That's why I say two of the worst things about obsessive-compulsive disorder for me are 1) that I've been feeling for the last couple of years that I have to be in the right frame of mind and mood, at the right time, in the right place, to watch a certain film or TV series online (the "online" part being important, since there are a lot more distractions that I seem to be more susceptible to due to my easiness to fall into "compulsion traps" and, likely, a lot of my generation's low attention span thanks to computer addiction). But, a great deal of the time, it seems as if this kind of annoyingly specific criteria is almost impossible to attain, which leads to much procrastination and also frustration as my friends talk so much about their enjoyment of such acclaimed series as Orange is the New Black and Homeland, so I just forgo it altogether.

Free time isn't even the problem for me; in the summer, with no work to do nor anywhere to go on holiday (finances and my mother and sister's comparative lack of free time being the problem - we couldn't go on holiday until a week last October, to Germany, during my school's half-term), and I had planned for myself to while my days away watching the entire series of Breaking Bad, upon my sister's recommendation.
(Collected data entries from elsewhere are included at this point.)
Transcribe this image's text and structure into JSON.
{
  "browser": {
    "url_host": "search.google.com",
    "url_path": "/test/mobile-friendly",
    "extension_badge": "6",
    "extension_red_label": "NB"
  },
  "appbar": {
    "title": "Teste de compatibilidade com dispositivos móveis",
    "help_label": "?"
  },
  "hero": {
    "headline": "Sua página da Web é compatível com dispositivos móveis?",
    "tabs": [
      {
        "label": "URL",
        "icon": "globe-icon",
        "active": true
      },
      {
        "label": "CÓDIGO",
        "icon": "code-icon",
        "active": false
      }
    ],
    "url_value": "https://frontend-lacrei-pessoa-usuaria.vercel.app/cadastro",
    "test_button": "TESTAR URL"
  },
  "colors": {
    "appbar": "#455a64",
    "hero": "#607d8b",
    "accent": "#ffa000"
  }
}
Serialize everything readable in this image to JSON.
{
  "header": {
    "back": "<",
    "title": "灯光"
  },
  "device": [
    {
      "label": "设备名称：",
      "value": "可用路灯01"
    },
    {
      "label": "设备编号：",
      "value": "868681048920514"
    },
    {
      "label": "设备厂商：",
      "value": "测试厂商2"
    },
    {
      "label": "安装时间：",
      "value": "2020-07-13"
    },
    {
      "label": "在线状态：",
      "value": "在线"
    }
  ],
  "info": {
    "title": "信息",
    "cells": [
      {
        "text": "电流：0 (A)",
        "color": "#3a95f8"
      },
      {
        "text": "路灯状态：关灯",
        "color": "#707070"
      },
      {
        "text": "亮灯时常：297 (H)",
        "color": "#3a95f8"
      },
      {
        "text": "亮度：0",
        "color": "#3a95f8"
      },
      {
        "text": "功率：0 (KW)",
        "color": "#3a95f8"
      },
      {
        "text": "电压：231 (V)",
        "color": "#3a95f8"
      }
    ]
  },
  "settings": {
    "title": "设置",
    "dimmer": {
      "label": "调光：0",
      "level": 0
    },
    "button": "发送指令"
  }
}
Yet, despite having made a point of doing so, each day went past without me watching a single episode, constantly procrastinating over doing something which should've given me so much fun and contentment with practically no effort required. But my brain wouldn't let that. It needed me to be hassled. It said, "You won't be able to concentrate; you might as well just try and kill the time doing the other unimportant stuff you HAVE to, for some inexplicable reason. It's futile to try and relax and enjoy your life. You don't deserve that, and I won't tell you why."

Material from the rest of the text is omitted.